This is the current (july 2018) GLTF status.
Test case: the same skinned mesh exported from 3DS Max 2018.
Standard material: Diffuse + Specular + Normal
-
SEA3D exporter + SEA3D importer:
http://necromanthus.com/Test/html5/Lara.html
SEA file size: 658 KB
Result: close to perfect -
Babylon3D GLTF exporter + GLTF importer:
http://necromanthus.com/Test/html5/Lara_gltf.html
GLB file size: 1,850 KB
Result: messed up materials
I’ve also tested the FBX2GLTF utility (by Facebook): the same wrong results
Important note: there is nothing wrong with THREE.js and PBR materials:
http://necromanthus.com/Test/html5/Lara_PBR.html
In any case, PBR was a bad choice for GLTF and also, all the current converters are collection of bugs.
In that case, I still don’t consider this to be a complete or actionable bug report and I continue to vote to close this issue.
Being able to author a PBR model in Substance Painter or download one from Sketchfab, and have the model appear as the artist designed it, is good for three.js users. I don’t think there’s any definition of “best result” where that sort of consistency can be dismissed.
This isn’t reinventing any wheels, and it isn’t a design flaw. PBR calculations are done in linear space, with every engine I’m aware of. If you pass sRGB data into the renderer and pretend it’s linear, the lighting and blending math will come out wrong. The difference is not huge, and so this not a major concern for many three.js users, but nevertheless it is not as good as it could be. For that reason, your “good” result example is not actually correct. But as you’ve said before, backward-compatibility is important, so I’m not here to advocate for changing any three.js defaults. But because glTF is a new format, and because we’re trying to get PBR right, we’re going to mark sRGB textures as sRGB, even if other loaders are not doing so.
See this article about Unreal —
This is precisely what we are doing.
Yes, the problem is the same for Phong materials or PBR materials loaded in any other format.
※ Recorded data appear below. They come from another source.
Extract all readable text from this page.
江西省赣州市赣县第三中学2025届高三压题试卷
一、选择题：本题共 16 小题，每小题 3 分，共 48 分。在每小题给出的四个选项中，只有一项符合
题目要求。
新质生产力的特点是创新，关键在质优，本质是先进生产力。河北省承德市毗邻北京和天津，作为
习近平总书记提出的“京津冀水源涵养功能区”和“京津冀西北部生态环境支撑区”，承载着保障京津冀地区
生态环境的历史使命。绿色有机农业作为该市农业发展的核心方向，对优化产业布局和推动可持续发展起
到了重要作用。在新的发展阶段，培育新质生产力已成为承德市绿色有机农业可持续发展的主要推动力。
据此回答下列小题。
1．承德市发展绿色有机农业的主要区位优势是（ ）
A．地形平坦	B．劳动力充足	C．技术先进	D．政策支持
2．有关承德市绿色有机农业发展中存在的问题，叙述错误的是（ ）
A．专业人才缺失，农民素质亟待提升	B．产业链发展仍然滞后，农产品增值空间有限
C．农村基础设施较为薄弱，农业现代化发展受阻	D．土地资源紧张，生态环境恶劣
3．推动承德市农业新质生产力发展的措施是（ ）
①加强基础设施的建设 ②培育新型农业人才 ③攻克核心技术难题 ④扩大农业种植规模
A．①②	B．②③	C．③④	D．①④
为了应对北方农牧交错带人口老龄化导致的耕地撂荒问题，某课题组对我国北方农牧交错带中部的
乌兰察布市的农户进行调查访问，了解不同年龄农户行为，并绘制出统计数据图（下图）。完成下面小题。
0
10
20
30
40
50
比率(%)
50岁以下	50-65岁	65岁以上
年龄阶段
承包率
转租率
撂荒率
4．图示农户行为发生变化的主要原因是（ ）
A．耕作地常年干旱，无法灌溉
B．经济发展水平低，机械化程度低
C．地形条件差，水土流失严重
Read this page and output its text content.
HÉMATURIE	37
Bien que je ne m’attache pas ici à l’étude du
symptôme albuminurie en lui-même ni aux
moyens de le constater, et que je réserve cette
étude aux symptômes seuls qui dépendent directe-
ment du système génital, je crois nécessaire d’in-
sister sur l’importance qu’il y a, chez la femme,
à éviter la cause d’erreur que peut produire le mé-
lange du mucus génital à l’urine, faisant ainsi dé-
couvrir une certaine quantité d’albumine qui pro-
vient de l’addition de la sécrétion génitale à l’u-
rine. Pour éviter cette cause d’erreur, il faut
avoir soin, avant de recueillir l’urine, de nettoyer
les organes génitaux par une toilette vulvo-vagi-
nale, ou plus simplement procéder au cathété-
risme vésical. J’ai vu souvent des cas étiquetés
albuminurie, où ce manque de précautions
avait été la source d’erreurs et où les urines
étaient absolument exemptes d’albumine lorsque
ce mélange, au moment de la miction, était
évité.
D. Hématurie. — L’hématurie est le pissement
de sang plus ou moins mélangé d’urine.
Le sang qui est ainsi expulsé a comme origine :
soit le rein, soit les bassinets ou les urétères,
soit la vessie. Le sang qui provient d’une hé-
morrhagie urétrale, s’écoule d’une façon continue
If we had a time machine, yes, the other loaders should also be marking sRGB textures containing color data as sRGB. But making the change now would cause confusion and break backward-compatibility, and the
gammaOutput=true
setting needed to fix output is not intuitive — I don’t think changing other loaders can be justified given those issues.Let’s keep an eye on #11337. I hope the resolution there will make color workflows more intuitive. With that and NodeMaterial, there may be opportunities to fix some existing issues without breaking anyone’s existing applications.
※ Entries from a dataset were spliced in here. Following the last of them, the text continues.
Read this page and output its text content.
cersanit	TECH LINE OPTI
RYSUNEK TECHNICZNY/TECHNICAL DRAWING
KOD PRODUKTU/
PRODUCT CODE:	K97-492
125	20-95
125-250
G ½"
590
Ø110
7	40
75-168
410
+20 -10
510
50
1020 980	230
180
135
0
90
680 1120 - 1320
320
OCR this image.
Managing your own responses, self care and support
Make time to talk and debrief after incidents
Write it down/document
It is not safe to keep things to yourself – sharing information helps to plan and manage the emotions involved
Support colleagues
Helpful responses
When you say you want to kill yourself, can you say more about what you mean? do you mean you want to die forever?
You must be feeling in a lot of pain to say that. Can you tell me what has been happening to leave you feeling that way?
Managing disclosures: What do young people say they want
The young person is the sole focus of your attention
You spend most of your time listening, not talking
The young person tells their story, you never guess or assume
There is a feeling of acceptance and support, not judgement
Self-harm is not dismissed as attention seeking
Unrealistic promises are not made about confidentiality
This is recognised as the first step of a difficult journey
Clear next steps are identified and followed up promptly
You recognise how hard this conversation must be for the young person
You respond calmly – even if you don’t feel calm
I’ve addressed each of those points in #14419 (comment) — we will not be removing the sRGB encoding assignment to sRGB textures in GLTFLoader. If you would like to override that, it is easy to change the texture encoding after loading the model.
If there are no other actions to take here, this issue should be closed.
Wow, I never say that before. And apparently I “own” the😍 😆
FBXLoader
I’m the one who was doing this. As collaborators we have to moderate issues and ensure correct language and behavior.